Donc, moi, je pense que cette question-là, elle demeure en entier, elle va être de plus en plus présente. Les policiers vont être de plus en plus confrontés à des situations comme ça. Ce n'est pas des situations faciles, comme je disais tantôt, mais comment qu'on fait pour les épauler par rapport à ça? Moi, je pense, c'est ça, le fond de la question qui déborde beaucoup le projet de loi, je conviens, là, mais je me dis: Comment qu'on fait pour éviter que les gens, les policiers se retrouvent devant... avant de tirer la gâchette, là, qu'est-ce qu'on aurait pu faire pour prévenir ces situations-là? C'est un peu ça, le but de notre propos aujourd'hui.
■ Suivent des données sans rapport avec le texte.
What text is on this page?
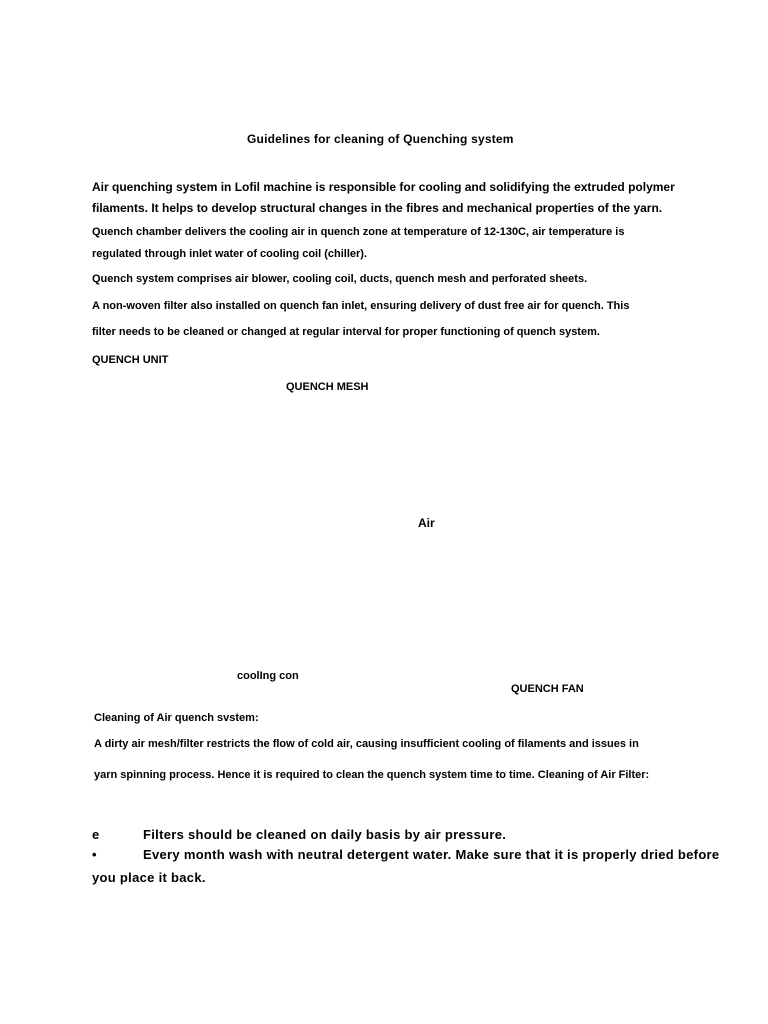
Guidelines for cleaning of Quenching system
Air quenching system in Lofil machine is responsible for cooling and solidifying the extruded polymer
filaments. It helps to develop structural changes in the fibres and mechanical properties of the yarn.
Quench chamber delivers the cooling air in quench zone at temperature of 12-130C, air temperature is
regulated through inlet water of cooling coil (chiller).
Quench system comprises air blower, cooling coil, ducts, quench mesh and perforated sheets.
A non-woven filter also installed on quench fan inlet, ensuring delivery of dust free air for quench. This
filter needs to be cleaned or changed at regular interval for proper functioning of quench system.
QUENCH UNIT
QUENCH MESH
Air
coolIng con
QUENCH FAN
Cleaning of Air quench svstem:
A dirty air mesh/filter restricts the flow of cold air, causing insufficient cooling of filaments and issues in
yarn spinning process. Hence it is required to clean the quench system time to time. Cleaning of Air Filter:
e	Filters should be cleaned on daily basis by air pressure.
•	Every month wash with neutral detergent water. Make sure that it is properly dried before
you place it back.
La Présidente (Mme Vallée): Alors, je vais maintenant céder la parole à M. le député de Chomedey.

M. Ouellette: Merci, Mme la Présidente. Je vais avoir juste une question. Merci d'être là. Vous avez abondamment parlé du dossier Castagnetta. Est-ce que... Vous avez aussi parlé qu'il y a un contact, c'est-à-dire il y a un policier de formé au service de police de la ville de Québec... Non?

M. Rice (Charles): ...

M. Ouellette: O.K., j'avais l'impression...

M. Rice (Charles): Non, je disais qu'à Montréal il y a un policier qui est dédié à...

M. Ouellette: Oui, ça, c'est correct, mais, dans votre présentation initiale, j'avais compris qu'il y avait un protocole avec la ville de Québec et qu'il y avait un policier qui était dédié à cette relation-là.

Je vais y aller plus spécifiquement avec mes questions. Depuis le dossier Castagnetta, depuis les conclusions du dossier Castagnetta, sûrement qu'il y a eu des rencontres avec le service de police de la ville de Québec. Est-ce que le protocole qu'il y avait est issu du dossier Castagnetta, ou il existait avant? Est-ce que c'est mieux?

Je sais qu'à Montréal, oui, il y a un policier puis, oui, à Montréal, même, je pense qu'ils sont en train de regarder pour avoir en disponibilité 24/24, avec un policier en devoir, une ressource disponible à intervenir sur-le-champ, sur toute situation, parce que vous savez que les situations impliquant des policiers très souvent dégénèrent dans des secondes, des minutes, c'est très, très, très rapide, et très souvent, 30 minutes, c'est fini, là. On est rendus avec d'autres éléments. Et je pense que, dans la ville de Montréal, il y a peut-être quelque chose qui est en train de se mettre sur pied de façon à avoir une ressource disponible 24 heures par jour.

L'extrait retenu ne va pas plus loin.